Disney’s latest live action retelling of one of its renaissance classics is Beauty and the Beast, one of its most beloved works, the one that was good enough to be nominated for a Best Picture Academy Award. And it’s about . . . well, you all know the story, right? A handsome but selfish prince (Dan Stevens) is cursed to live as a beast until he can truly love someone and have them genuinely love him in return. Enter Belle (Emma Watson), a simple country girl who loves reading and becomes The Beast’s prisoner after freeing her father from his own imprisonment. Gradually, they develop a relationship as The Beast falls in love with her and Belle begins to witness his inner beauty. Tale as old as time.
I may as well begin my review with what I believe to be the film’s biggest problem by far – Emma Watson. I remember way back when I first heard of her casting as Belle and I was honestly optimistic since Watson was herself born in France, she’s very intelligent and can handle herself in action scenes. But then I started watching all the film trailers and I started getting worried; I believed her to be quite wooden and feared that she wouldn’t fit in at all to this classic film. Maybe I went into Beauty and the Beast with a hint of prejudice but overall, she is the film’s weakest link and threatens to derail the whole affair.
She essentially scowls and grimaces her way through the film’s opening scenes, occasionally forcing an unrealistic smile when required to do so. The opening scenes also prove that she fares the worst when it comes to the singing; she’s alright and she gives it all she’s got, God bless her, but she does oddly transition between English and American accents and is a little off-putting when singing. To her credit, she becomes more bearable and genuine in the middle of the film when she gets to loosen up and have a bit of camaraderie with Dan Stevens but ultimately, she doesn’t do Belle any justice as she doesn’t have her passion for reading/adventure, warmth, sweetness, determination, courage or genuine, caring nature. Honestly, I was disappointed every time she came back on screen!
In this film, Emma Watson plays Emma Watson. She ain’t Belle, no sir.
But how does the rest of the cast fare? Well, I really enjoyed Ewan McGregor as Lumière; even with his cod French accent, he is tons of fun and constantly keeps the energy levels at maximum, helping the film greatly. Similarly, Ian McKellen is a great comic foil, getting to do his whole “crotchety grandpa” bit as Cogsworth, having some charming chemistry with McGregor’s Lumière. We also have the great Emma Thompson as Mrs. Potts and she’s another welcome addition, bringing dignity and panache, though after Angela Lansbury, she had some pretty huge shoes to fill.
All in all, Lumière, Cogsworth and company are the heart of the film, the most entertaining and likeable by far. It’s also great that we get to see much more of their human selves than we saw in the original Disney film.

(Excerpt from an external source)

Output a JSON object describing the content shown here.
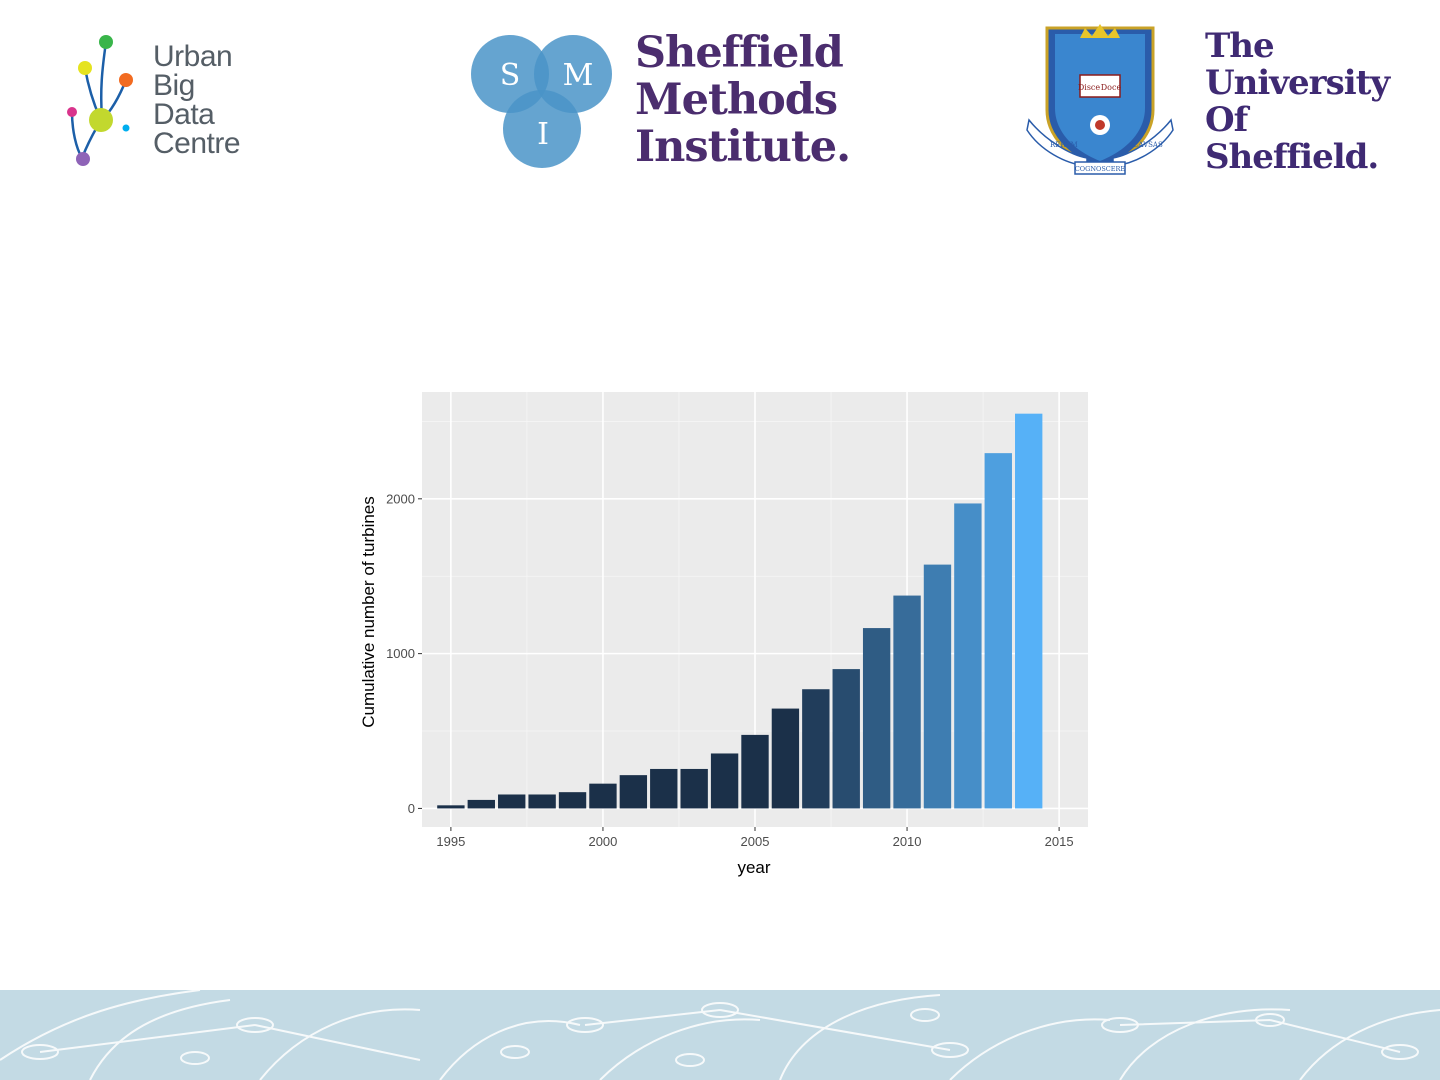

Elsewhere, Luke Evans is a great Gaston, though he wasn’t quite brutish and boorish enough (and I still maintain that Evans was more Gastonesque in High Rise) and Dan Stevens is a pretty good Beast, actually delivering some genuine laughs after a while but unfortunately, Kevin Kline is rather lifeless and dull as Maurice.
And I guess that we have to address the whole “gay LeFou” controversy; I’ll admit that Josh Gad camping it up was a bit unnecessary, I’m guessing it was all done to make LeFou more of a good guy, but certain countries banning the film because of it is certainly going too far and clearly ridiculous. I was actually really looking forward to watching Gad as LeFou, believing him to be a perfect choice but I actually felt that the campness actually held him back; I kinda wanted to see him clown it up a bit more . . .
On to the musical numbers. And they’re a mixed bag. As you might expect, the wonderful “Be Our Guest” is the highlight as it is incredibly rousing and is the scene most likely to get smiles and laughs. “Gaston” is another particularly good one as Luke Evans and Josh Gad perform brilliantly (well, Evans does come from the land of song 😉), though I’m definitely biased towards this number as its one of my favourites (it’s one of my mother’s favourites, so that’s how it became one of mine long ago!) Plus, Emma Thompson does as well as she can with “Tale as Old as Time”, though yet again, Angela Lansbury set an insurmountable bar on that one!
We also have some new numbers (I’m guessing they’re from the stage production) but they don’t really work as they are too “stagey” and simply serve as padding to beef up the runtime. The song that The Beast sings after Belle leaves is a perfect example – unnecessary and awkward.
Visually, the film is suitably pleasing; the character design is quite good, though nothing to write home about, and the CGI on The Beast was more pleasing than I thought it would be.
And I’m glad that I left the cinema just as Ariana Grande started singing. Ugh.